Your other assignment in Lagos was your distinguished presence at the 66th birthday colloquium for Asiwaju Bola Tinubu –the beautiful bride of Nigerian politics today. By the way, your current courting of Tinubu (appointing him to supervise APC reconciliation’s and backing his position against the John Oyegun-led APC NEC’s tenure extension) shows you are really heeding Hajia Aisha’s voice in “the other room,” and restoring to the front-burner someone who invested in your 2015 electoral success. Even then, Your Excellency, I am troubled. Why? You came and could not say to Lagos, “I come bearing gifts.” You came into office in May 2015 (i.e. three years next month), and you are coming to Lagos for the first time –officially!– without having one single Federal project to commission, inspect or launch!? No Federal Government project for Lagos in three years? Hello! And this is after you supervised budgets of over N26 trillion (N4.49 trillion in 2015, N6.06 trillion in 2016, N7.298 trillion in 2017 and N8.6 trillion in 2018)! And not one of the 19 ministries, 36 ministers and roughly 202 parastatals under you could come up with anything creative for you to do in Lagos. Anything! If only for eye service! If only for show!

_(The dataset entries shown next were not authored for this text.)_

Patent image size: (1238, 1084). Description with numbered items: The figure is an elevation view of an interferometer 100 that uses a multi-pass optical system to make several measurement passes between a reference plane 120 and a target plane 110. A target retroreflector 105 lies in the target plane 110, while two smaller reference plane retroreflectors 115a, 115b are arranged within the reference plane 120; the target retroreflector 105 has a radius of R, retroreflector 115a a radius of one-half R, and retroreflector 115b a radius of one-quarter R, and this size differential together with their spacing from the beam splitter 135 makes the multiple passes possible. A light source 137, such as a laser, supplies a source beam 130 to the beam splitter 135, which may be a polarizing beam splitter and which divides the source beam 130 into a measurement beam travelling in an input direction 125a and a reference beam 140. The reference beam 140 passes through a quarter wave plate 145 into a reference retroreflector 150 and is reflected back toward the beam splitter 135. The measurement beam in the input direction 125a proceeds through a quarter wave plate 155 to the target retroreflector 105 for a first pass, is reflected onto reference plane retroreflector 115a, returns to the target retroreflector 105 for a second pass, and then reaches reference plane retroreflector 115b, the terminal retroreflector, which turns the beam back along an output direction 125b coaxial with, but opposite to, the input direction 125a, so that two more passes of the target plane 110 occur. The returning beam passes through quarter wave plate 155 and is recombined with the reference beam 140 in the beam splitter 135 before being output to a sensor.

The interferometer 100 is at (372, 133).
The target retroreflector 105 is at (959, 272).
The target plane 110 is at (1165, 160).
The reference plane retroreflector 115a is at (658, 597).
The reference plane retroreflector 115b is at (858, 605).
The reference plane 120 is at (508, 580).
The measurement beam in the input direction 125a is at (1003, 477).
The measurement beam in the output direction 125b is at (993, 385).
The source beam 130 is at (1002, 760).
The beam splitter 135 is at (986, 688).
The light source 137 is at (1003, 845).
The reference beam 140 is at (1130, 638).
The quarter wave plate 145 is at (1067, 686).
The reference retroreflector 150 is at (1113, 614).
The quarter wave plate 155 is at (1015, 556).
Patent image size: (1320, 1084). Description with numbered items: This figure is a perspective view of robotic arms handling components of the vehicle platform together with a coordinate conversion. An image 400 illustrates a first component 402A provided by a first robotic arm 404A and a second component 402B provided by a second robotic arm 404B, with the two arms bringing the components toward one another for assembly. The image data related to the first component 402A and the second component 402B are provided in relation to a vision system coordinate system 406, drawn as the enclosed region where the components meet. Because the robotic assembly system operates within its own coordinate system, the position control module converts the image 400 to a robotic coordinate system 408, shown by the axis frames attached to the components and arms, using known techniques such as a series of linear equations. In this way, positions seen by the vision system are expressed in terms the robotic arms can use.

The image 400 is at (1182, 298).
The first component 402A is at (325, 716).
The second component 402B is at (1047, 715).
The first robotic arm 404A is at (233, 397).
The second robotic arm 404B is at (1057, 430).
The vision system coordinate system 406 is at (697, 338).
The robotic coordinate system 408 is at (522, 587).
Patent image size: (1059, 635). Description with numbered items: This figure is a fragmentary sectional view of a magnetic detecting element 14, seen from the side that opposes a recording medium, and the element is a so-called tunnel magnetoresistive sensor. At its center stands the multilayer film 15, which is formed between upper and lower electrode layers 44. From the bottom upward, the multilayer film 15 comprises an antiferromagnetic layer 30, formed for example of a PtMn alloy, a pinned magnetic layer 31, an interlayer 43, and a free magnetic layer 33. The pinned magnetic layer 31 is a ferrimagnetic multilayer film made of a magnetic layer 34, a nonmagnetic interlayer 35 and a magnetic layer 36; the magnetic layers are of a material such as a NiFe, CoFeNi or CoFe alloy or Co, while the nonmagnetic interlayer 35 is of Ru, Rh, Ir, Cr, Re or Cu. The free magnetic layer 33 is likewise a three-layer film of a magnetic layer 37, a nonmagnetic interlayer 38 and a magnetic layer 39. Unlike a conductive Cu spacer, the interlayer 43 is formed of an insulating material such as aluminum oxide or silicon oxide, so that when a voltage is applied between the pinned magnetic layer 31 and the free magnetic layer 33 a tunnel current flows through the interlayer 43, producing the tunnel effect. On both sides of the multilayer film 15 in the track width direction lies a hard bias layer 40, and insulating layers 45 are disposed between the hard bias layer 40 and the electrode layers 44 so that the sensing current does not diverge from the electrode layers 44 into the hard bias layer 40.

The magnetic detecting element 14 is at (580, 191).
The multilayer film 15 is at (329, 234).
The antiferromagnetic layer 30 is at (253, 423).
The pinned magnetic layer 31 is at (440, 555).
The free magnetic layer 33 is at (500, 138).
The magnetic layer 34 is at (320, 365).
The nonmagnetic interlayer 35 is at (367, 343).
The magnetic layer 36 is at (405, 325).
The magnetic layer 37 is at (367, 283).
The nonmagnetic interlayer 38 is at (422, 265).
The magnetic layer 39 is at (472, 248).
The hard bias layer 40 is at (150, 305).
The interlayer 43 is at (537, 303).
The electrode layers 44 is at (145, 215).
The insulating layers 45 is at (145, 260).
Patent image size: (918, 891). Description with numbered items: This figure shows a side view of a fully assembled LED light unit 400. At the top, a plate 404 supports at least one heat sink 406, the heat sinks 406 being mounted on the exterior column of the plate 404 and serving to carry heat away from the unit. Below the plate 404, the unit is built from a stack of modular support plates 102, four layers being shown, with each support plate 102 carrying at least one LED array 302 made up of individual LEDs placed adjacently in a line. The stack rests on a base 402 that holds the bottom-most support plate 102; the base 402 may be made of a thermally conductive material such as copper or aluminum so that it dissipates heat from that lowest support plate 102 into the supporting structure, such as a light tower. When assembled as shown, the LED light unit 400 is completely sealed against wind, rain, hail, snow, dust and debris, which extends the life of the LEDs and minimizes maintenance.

Or were your MDAs affected by the omnipotent, omni-sufficient posturing of this state whose record-breaking N1.o46 trillion for 2018 is not only the largest ever by any state government, but is bigger than the budget of several Third World countries? Does that figure give the illusion that Lagos can live without Abuja’s inputs? Problem is that, lately, the Federal Government appears to be in retreat, handing over some of its traditional responsibilities to states and the private sector in PPP arrangements. Even in Nigeria’s almighty petroleum sector, strategic partners have trouble getting Federal authorities to hand over requisite counterpart funds for joint ventures. In Lagos, Federal facilities like the Airport Road and the State House at Marina have been ceded to the state, while the National Theatre and the National Stadium in Lagos escaped the same fate by the whiskers, thanks to public outcries. In spite of keeping the lion’s share of the national cake (52.68 percent, to the states’ 26.72 percent and the councils’ 20.60 percent), the Federal Government is shedding duties and looking more trim but irresponsible.
But, Sir, this is Lagos! As far as projects and programmes are concerned, the Federal Government cannot cold-shoulder this strategic city state, a significant commercial hub in the West African sub-region. In fact, persistent agitations have been for placing Lagos on a special allocation, just like Abuja enjoys. For a two-day visit, which you had three years to prepare for, no Federal project was inspected, launched or commissioned by Your Excellency! You came into a state with an estimated seven-million housing deficit, and you did not as much as commission or launch one block of flats! I understand you went to Atlantic City and savoured the magnificent buildings and sublime layouts of this private initiative that pours scorn on the pedestrian achievements of politicians in public office. How apt would your visit have been if you partly spent it commissioning a housing estate executed under your Minister plenipotentiary, Mr. Raji Fashola, former Lagos governor! By the way, during his eight-year tenure, Fashola impressed in several things, but definitely not on housing. He is oft quoted as saying: “If there are no low-cost cement and building materials, how can any sane person talk of low-cost housing?” That speaks volumes for the current barrenness in that arm of his three-pronged ministry.
It would have made a world of difference if you spent a portion of those 48 hours inspecting or launching a renovated National Stadium in Surulere, a.k.a. Sports City; or inspecting or launching a newly-constructed ultramodern, world-class heart centre, kidney centre, cancer centre or something at the Lagos University Teaching Hospital (LUTH) to magnetise medical tourism towards Nigeria. Perhaps, your Minister of Culture, Alhaji Lai Mohammed, would have brought you down to the Arts Theatre in Iganmu, and afforded you the glory of commissioning or inspecting “ongoing renovations” at this FESTAC ’77 masterpiece now in shambles. Perhaps, he could have brought you to see how he is helping tackling galloping unemployment by Nigerians occupied with his pet project of masquerade “wardrobing.”